This is a eulogy I have written for my little brother to be read at my funeral in the unlikely event that he outlives me. Some may think it’s classless to write one’s own homage but if you knew how truly useless and inept he is, you would understand why I feel the need to take this precaution.
I also realize that nobody wants to hear my brother’s garbled, impotent, voice. He has no flair or panache, and his diction is sub-early-Eliza-Doolittlian. So, I will record myself doing an impression of him reading this essay with a little style. Just play the tape and put some peanut butter in his mouth before he gets up to the podium.
Scientists around the globe agree that my brother, Nathan, was likely the most handsome man on Earth. I say those scientist are charlatans, boozebags, liars, and hacks. He was the most beautiful person in the universe.
I once saw a sunset admire him, I once saw a swan commit suicide out of pure jealousy, and I was the person who had to call the cops when Scarlett Johansson was screaming for him and wouldn’t leave our front lawn.

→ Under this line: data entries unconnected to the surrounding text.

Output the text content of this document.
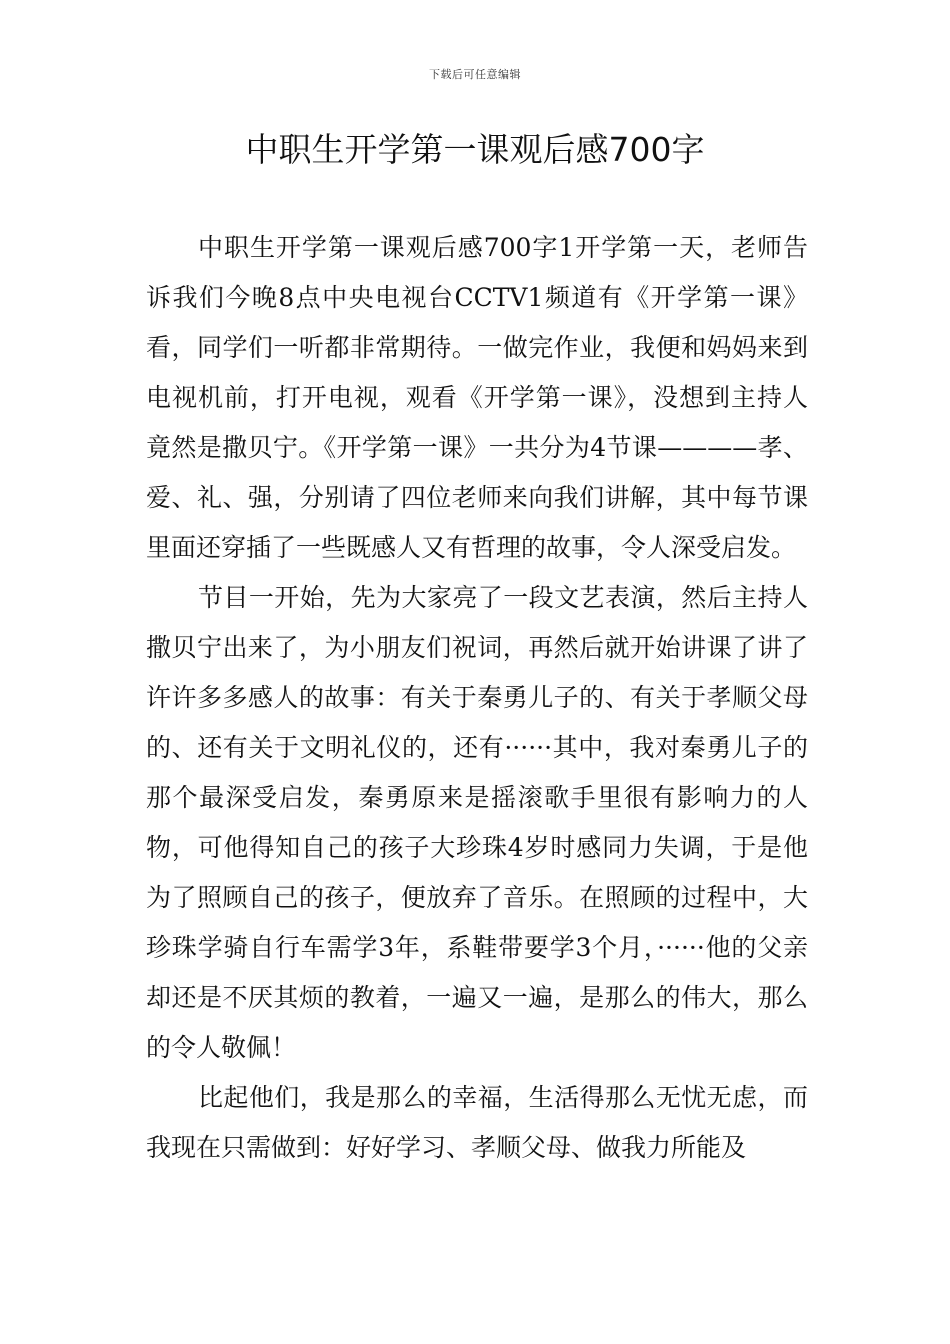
下载后可任意编辑
中职生开学第一课观后感700字

中职生开学第一课观后感700字1开学第一天，老师告诉我们今晚8点中央电视台CCTV1频道有《开学第一课》看，同学们一听都非常期待。一做完作业，我便和妈妈来到电视机前，打开电视，观看《开学第一课》，没想到主持人竟然是撒贝宁。《开学第一课》一共分为4节课————孝、爱、礼、强，分别请了四位老师来向我们讲解，其中每节课里面还穿插了一些既感人又有哲理的故事，令人深受启发。

节目一开始，先为大家亮了一段文艺表演，然后主持人撒贝宁出来了，为小朋友们祝词，再然后就开始讲课了讲了许许多多感人的故事：有关于秦勇儿子的、有关于孝顺父母的、还有关于文明礼仪的，还有······其中，我对秦勇儿子的那个最深受启发，秦勇原来是摇滚歌手里很有影响力的人物，可他得知自己的孩子大珍珠4岁时感同力失调，于是他为了照顾自己的孩子，便放弃了音乐。在照顾的过程中，大珍珠学骑自行车需学3年，系鞋带要学3个月，······他的父亲却还是不厌其烦的教着，一遍又一遍，是那么的伟大，那么的令人敬佩！

比起他们，我是那么的幸福，生活得那么无忧无虑，而我现在只需做到：好好学习、孝顺父母、做我力所能及
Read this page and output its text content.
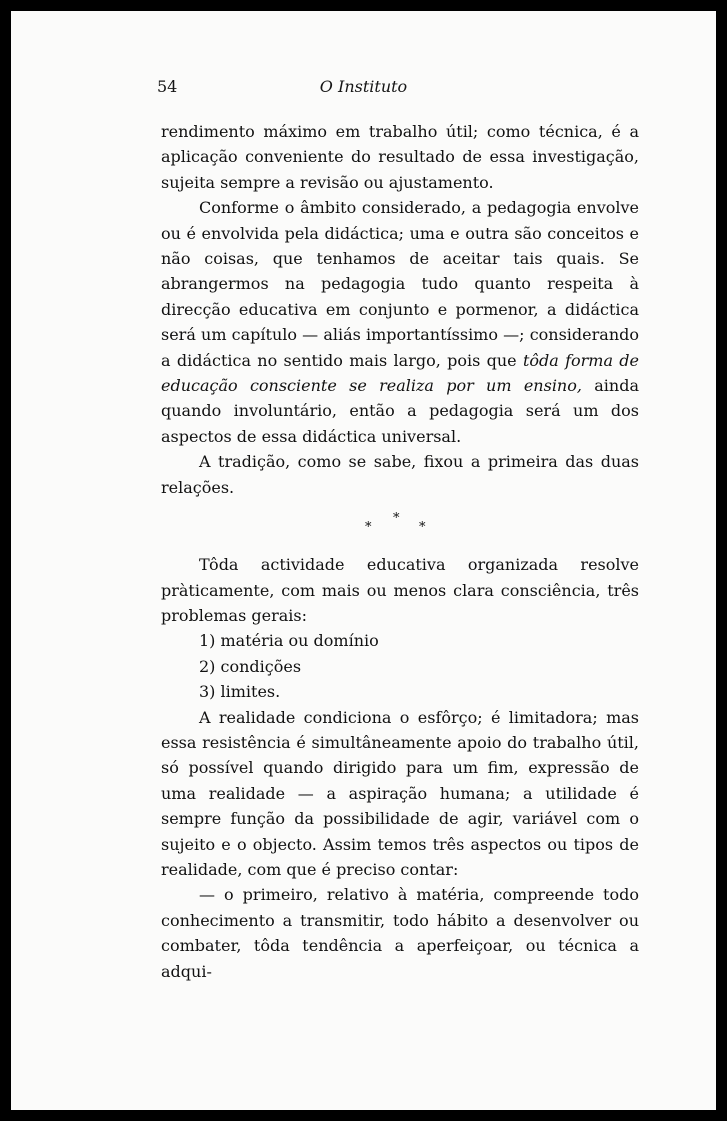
54	O Instituto

rendimento máximo em trabalho útil; como técnica, é a aplicação conveniente do resultado de essa investigação, sujeita sempre a revisão ou ajustamento.

Conforme o âmbito considerado, a pedagogia envolve ou é envolvida pela didáctica; uma e outra são conceitos e não coisas, que tenhamos de aceitar tais quais. Se abrangermos na pedagogia tudo quanto respeita à direcção educativa em conjunto e pormenor, a didáctica será um capítulo — aliás importantíssimo —; considerando a didáctica no sentido mais largo, pois que tôda forma de educação consciente se realiza por um ensino, ainda quando involuntário, então a pedagogia será um dos aspectos de essa didáctica universal.

A tradição, como se sabe, fixou a primeira das duas relações.

*
*	*

Tôda actividade educativa organizada resolve pràticamente, com mais ou menos clara consciência, três problemas gerais:

1) matéria ou domínio

2) condições

3) limites.

A realidade condiciona o esfôrço; é limitadora; mas essa resistência é simultâneamente apoio do trabalho útil, só possível quando dirigido para um fim, expressão de uma realidade — a aspiração humana; a utilidade é sempre função da possibilidade de agir, variável com o sujeito e o objecto. Assim temos três aspectos ou tipos de realidade, com que é preciso contar:

— o primeiro, relativo à matéria, compreende todo conhecimento a transmitir, todo hábito a desenvolver ou combater, tôda tendência a aperfeiçoar, ou técnica a adqui-
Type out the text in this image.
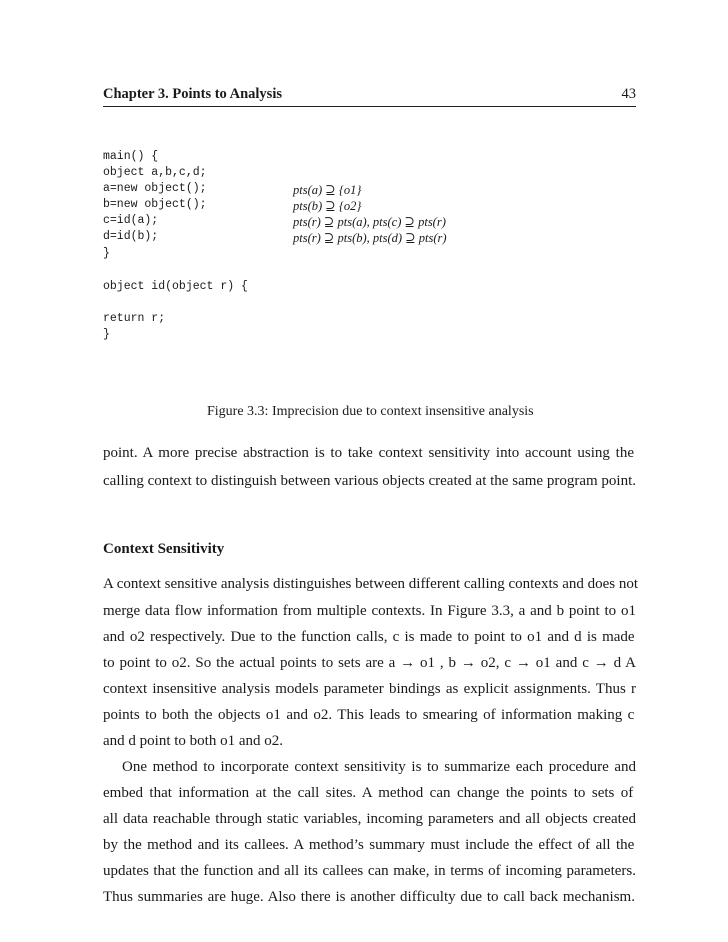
Chapter 3. Points to Analysis	43
main() {
object a,b,c,d;
a=new object();
b=new object();
c=id(a);
d=id(b);
}
object id(object r) {
return r;
}
pts(a) ⊇ {o1}
pts(b) ⊇ {o2}
pts(r) ⊇ pts(a), pts(c) ⊇ pts(r)
pts(r) ⊇ pts(b), pts(d) ⊇ pts(r)
Figure 3.3: Imprecision due to context insensitive analysis
point. A more precise abstraction is to take context sensitivity into account using the
calling context to distinguish between various objects created at the same program point.
Context Sensitivity
A context sensitive analysis distinguishes between different calling contexts and does not
merge data flow information from multiple contexts. In Figure 3.3, a and b point to o1
and o2 respectively. Due to the function calls, c is made to point to o1 and d is made
to point to o2. So the actual points to sets are a → o1 , b → o2, c → o1 and c → d A
context insensitive analysis models parameter bindings as explicit assignments. Thus r
points to both the objects o1 and o2. This leads to smearing of information making c
and d point to both o1 and o2.
One method to incorporate context sensitivity is to summarize each procedure and
embed that information at the call sites. A method can change the points to sets of
all data reachable through static variables, incoming parameters and all objects created
by the method and its callees. A method’s summary must include the effect of all the
updates that the function and all its callees can make, in terms of incoming parameters.
Thus summaries are huge. Also there is another difficulty due to call back mechanism.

He’s a perfectly crafted deity that makes Channing Tatum look like an aborted potato – and that’s just his face beauty – the rock-hard, sculpted, bod is an altogether different story.
And speaking of stories, did I ever tell you about the time Nate single-handedly won Vietnam? Or how he always knows the lottery numbers every week but the government said he’s not allowed to play anymore? Or how he built the Rocky Mountains? Well he did. He did that and a whole bunch of other stuff too.
Here is a short list of things my brother did:
-Swallowed a whole watermelon
-Built a bridge out of sleeping snakes
-Named The Beach Boys
-Killed the last tiger hawk
-Discovered a new sense and named it smeeling
-Invented the double harmonica (both extra long and stacked models)
He lived a simple life, in the house he built himself, with the tools he smelted himself, on the island he formed with his own lava breath. That is where he spent most of his time, as that is the only place where the indigenous bark that formed such a large percentage of his diet grew. The locals say it was good luck when he was near their village. They thought of him as some sort of fertility god as so many extra pregnancies seemed to have resulted from his proximity.
He strangled Hitler, caught a meteor in his hat, could pull off a flawless quintuple-axel, and could spray Cabernet Sauvignon out of his perfectly sized nipples at will.
He also made all the clouds in the sky and Stonehenge.
Me? I’m just a dirty, horrible, smelly, brat who doesn’t know when to shut his dumb beak mouth compared to him, that beacon of brothers. He was manna from heaven, I am the white stuff that forms at the corner of grandpa mouths. He was a shimmering pole of celestial light, I am strange pubes on a toilet seat.
I’ll miss my brother. I’ll miss the way he used to be more handsome than me. I’ll miss the way he used to be able to lift the entire ocean with his mind. I’ll miss his Adamantium skeleton and claws.
So let’s raise a glass to my brother, Nathan: Goodnight, sweet prince, I totally did break your Han Solo action figure when I was 6, you were right to whip me with that extension cord.